Now, to know when the seeds are properly toasted takes a little experience. But the idea is that the colour turns to a nice hue between red and dark brown, and that there will be that chestnutty smell hovering in the air, emanating from the pan. Once you think you’re done, empty the pan onto a saucer, let the roasted seeds cool down, then add them to the butter, setting a small pile aside for decoration if you wish.

We are practically done. Take a sturdy fork, and start mashing and mixing the butter. Make sure to scrape the bottom of the bowl! Once everything is well mixed, put your Sesame Garlic Butter into a nice bowl, drop the remaining seeds on top, cover and put in the fridge until two hours before serving. I promise you will be most pleasantly surprised.

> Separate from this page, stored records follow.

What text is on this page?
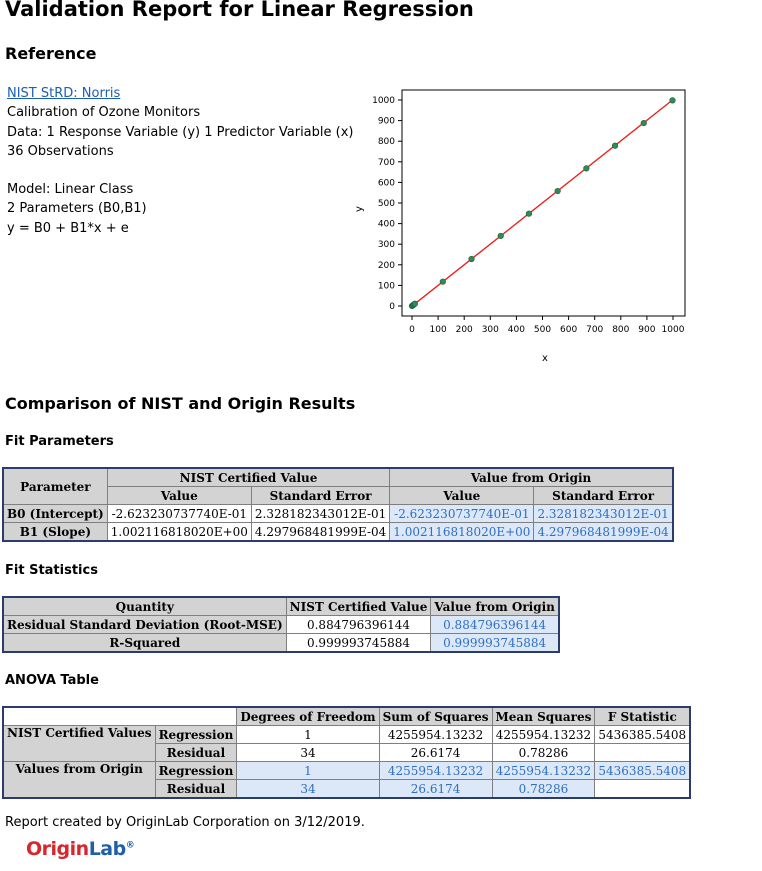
Validation Report for Linear Regression
Reference
NIST StRD: Norris
Calibration of Ozone Monitors
Data: 1 Response Variable (y) 1 Predictor Variable (x)
36 Observations
Model: Linear Class
2 Parameters (B0,B1)
y = B0 + B1*x + e
0
100
200
300
400
500
600
700
800
900
1000
0 100 200 300 400 500 600 700 800 900 1000
x
y
Comparison of NIST and Origin Results
Fit Parameters
Parameter	NIST Certified Value		Value from Origin	
	Value	Standard Error	Value	Standard Error
B0 (Intercept)	-2.623230737740E-01	2.328182343012E-01	-2.623230737740E-01	2.328182343012E-01
B1 (Slope)	1.002116818020E+00	4.297968481999E-04	1.002116818020E+00	4.297968481999E-04
Fit Statistics
Quantity	NIST Certified Value	Value from Origin
Residual Standard Deviation (Root-MSE)	0.884796396144	0.884796396144
R-Squared	0.999993745884	0.999993745884
ANOVA Table
		Degrees of Freedom	Sum of Squares	Mean Squares	F Statistic
NIST Certified Values	Regression	1	4255954.13232	4255954.13232	5436385.5408
	Residual	34	26.6174	0.78286	
Values from Origin	Regression	1	4255954.13232	4255954.13232	5436385.5408
	Residual	34	26.6174	0.78286	
Report created by OriginLab Corporation on 3/12/2019.
OriginLab®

This Sumerian Garlic Butter may be used for many purposes, but my two favourites are simply to spread it on slices of French Baguette, as an appetiser, or to put a nice spoonful on top of a fried steak (but better let your guests do so themselves, it’s fun!)

PS: the Sumerians probably made this yummie dish with goat butter. If you want to be authentic, go right ahead. I must warn you, however, that this is an ‘acquired taste’.


  1. I studied linguistics for two years and share your fascination with linguistic archaeology. It intrigues me to know how and when language evolved into its current state. That said, I like sesame seeds too - we use the quite often in our cooking :)


  2. OK. So I have a nice one for you: why is it that Scipture tells us Eve was created from a rib of Adam? That's a Sumerian one as well, I believe. And absolutely charming.